Security experts and credit specialists are cautioning Americans against using their credit cards liberally when travelling. According to them, the risk of fraud and identity theft is higher than ever before. They add that this risk skyrockets especially when credit cards are used abroad. Without any stringent regulations and authorities to immediately act on a complaint, cardholders may find it difficult to sort out problems. Analysts also explain that using cards abroad can mean hefty fees and charges when cardholders make use of other banks' services.
At present, banks often slap on a flat transaction fee ranging from $2 to $5 every time a client uses their ATM cards. An additional one to three percent is also charged for currency conversion. Most machines, especially in Europe, also impose a service charge. Most banks only charge one percent, though. However, the issuing banks can also ask for an additional one or two percent for foreign transaction fees or currency conversion. On average, Americans withdrawing cash through ATM machines can get charged five percent of the amount they are getting.
Travel experts strongly recommend asking banks and card companies about their fees and charges when their cards are used overseas. Some card issuers are starting to slap on additional fees and charges to reflect the companies' mounting credit losses. It may even be necessary to drop the card or get a new one that is fit for travel abroad.
According to industry sources, if banks charge a flat fee for every ATM transaction, it would be better to withdraw larger amounts. Some machines, however, limit the amount that can be withdrawn at a time. Multiple withdrawals on a single machine are possible, though.

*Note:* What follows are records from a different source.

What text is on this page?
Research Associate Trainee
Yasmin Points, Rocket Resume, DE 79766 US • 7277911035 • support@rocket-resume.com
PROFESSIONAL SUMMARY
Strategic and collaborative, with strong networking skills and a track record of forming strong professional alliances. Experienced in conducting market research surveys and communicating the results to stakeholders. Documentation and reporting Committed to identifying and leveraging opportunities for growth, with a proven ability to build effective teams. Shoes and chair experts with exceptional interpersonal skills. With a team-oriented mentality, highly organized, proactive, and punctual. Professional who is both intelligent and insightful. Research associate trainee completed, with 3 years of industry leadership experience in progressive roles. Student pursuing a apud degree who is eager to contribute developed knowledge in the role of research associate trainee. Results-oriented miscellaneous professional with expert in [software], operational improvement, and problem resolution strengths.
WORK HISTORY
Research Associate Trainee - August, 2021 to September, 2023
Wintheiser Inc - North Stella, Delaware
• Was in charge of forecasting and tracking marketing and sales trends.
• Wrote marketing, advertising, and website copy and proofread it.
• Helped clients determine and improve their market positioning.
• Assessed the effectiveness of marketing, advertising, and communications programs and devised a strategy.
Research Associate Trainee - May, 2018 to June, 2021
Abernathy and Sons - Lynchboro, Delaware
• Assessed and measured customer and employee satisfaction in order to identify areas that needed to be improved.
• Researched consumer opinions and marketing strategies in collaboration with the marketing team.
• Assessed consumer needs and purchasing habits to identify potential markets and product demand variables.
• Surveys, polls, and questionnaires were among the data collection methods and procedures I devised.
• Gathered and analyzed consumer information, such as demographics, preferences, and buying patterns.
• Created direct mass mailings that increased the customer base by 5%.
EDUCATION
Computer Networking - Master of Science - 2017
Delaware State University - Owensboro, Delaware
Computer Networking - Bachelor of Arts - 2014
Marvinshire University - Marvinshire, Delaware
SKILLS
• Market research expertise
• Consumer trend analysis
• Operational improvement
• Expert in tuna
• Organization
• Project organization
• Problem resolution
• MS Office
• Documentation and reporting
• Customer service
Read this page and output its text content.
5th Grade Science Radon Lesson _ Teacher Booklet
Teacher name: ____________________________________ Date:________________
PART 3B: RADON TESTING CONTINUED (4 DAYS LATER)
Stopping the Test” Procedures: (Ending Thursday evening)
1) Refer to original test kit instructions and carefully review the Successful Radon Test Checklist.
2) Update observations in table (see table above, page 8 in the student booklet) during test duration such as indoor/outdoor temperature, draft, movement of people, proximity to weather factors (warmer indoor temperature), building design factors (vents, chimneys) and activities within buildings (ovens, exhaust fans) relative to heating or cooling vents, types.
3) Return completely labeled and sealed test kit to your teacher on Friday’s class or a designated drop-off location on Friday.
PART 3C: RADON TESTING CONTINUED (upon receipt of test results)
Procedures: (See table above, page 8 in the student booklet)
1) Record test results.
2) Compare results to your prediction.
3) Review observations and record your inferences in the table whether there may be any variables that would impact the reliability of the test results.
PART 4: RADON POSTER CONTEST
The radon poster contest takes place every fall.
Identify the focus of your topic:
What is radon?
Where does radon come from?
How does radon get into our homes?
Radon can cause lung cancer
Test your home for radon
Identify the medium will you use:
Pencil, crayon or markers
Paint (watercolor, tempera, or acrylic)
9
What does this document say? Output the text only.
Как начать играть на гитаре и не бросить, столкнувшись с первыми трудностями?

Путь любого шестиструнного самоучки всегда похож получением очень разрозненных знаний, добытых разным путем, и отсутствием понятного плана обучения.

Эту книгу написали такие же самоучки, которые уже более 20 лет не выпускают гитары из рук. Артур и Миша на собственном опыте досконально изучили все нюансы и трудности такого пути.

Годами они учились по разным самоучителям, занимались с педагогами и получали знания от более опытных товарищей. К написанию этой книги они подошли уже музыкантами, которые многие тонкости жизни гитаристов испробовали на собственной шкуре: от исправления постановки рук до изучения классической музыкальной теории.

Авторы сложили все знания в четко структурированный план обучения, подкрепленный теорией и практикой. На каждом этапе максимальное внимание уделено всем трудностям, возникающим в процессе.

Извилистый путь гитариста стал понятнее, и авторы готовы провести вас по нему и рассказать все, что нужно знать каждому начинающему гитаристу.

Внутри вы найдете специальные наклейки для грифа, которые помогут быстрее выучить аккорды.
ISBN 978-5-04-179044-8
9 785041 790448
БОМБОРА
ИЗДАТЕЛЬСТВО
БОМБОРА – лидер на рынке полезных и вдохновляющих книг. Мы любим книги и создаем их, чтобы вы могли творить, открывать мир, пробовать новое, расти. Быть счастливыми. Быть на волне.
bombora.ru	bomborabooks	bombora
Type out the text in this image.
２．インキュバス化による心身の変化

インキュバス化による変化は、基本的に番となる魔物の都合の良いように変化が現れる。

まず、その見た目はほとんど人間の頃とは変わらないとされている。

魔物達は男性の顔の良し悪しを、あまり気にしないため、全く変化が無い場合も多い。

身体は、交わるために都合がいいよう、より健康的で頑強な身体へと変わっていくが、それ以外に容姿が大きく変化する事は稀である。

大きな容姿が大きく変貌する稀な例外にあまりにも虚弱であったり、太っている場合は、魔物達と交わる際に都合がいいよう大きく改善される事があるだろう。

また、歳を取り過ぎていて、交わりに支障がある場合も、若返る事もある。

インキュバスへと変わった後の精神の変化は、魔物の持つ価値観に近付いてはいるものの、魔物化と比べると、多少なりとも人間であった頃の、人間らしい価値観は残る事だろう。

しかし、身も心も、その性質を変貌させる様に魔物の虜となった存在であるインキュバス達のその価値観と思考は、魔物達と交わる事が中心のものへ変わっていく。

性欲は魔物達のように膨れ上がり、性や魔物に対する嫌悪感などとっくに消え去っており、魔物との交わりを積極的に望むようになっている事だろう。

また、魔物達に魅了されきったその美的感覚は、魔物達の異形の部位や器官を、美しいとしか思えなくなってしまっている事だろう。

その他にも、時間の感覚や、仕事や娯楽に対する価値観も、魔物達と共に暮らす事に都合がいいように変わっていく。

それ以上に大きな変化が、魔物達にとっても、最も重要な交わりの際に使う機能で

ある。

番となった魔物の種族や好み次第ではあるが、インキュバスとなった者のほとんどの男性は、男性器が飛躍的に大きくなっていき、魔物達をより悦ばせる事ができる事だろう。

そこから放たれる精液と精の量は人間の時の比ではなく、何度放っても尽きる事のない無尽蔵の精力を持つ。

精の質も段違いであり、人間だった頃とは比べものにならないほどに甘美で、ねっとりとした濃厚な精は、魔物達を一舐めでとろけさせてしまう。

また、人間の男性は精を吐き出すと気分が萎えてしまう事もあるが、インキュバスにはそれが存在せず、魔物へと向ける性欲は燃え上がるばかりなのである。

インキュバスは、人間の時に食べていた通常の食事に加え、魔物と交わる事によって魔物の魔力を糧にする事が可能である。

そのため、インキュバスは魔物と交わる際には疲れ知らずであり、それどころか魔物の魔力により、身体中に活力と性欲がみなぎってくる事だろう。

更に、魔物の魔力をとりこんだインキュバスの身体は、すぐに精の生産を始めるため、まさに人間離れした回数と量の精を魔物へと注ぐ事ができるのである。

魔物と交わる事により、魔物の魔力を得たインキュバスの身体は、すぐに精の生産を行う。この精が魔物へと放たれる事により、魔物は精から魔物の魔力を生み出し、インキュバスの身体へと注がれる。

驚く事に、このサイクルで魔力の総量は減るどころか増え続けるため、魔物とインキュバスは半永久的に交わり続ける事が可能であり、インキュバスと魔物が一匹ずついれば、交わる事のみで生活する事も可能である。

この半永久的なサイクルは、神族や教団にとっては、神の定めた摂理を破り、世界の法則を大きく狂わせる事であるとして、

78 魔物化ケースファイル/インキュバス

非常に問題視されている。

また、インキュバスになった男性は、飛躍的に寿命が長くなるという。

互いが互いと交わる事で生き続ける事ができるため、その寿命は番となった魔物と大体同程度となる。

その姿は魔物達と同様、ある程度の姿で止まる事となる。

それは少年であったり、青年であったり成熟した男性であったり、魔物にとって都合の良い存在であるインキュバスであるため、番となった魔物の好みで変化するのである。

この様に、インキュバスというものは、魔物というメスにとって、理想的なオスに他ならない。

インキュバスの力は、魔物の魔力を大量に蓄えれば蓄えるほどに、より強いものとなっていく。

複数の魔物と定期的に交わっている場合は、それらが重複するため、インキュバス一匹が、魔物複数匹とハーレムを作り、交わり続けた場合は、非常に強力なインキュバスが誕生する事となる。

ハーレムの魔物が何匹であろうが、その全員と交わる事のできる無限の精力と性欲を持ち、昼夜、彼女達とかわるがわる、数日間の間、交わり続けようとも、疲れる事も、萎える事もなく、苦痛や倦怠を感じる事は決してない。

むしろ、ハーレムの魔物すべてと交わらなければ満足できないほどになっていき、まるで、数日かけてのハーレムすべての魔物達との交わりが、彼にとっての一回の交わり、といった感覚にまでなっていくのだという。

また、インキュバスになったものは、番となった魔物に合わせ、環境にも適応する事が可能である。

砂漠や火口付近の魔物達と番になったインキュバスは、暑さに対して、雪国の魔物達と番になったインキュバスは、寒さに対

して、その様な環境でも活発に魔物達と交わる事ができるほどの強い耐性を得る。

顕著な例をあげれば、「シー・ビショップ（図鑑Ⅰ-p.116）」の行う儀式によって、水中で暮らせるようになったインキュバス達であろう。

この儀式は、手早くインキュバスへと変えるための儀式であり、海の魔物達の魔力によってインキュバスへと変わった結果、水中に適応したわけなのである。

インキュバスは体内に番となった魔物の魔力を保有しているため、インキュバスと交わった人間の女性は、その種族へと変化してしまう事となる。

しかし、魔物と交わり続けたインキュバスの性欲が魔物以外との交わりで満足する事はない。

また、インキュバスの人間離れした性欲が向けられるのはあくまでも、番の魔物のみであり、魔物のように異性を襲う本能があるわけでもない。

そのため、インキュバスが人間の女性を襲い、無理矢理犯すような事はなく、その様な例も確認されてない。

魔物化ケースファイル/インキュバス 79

Specialists also suggest paying with the local currency, instead of U.S. dollars. While some businesses would often ask American tourists to pay with dollars, the prices are most likely taken from the local exchange rate. Paying with cash also allows cardholders to avoid their banks from reporting any purchases or payments to credit bureaus.
Security experts are also warning Americans to be cautious when using credit cards to pay. Some shops are known for "skimming" cards and acquiring personal data from cardholders. With the card number and sensitive personal information, scam artists can charge unwanted purchases to the credit card. Opting for cards that make use of chip and PIN technology may help resolve security problems. These types of credit cards are starting to gain popularity because they offer more secured purchases and transactions.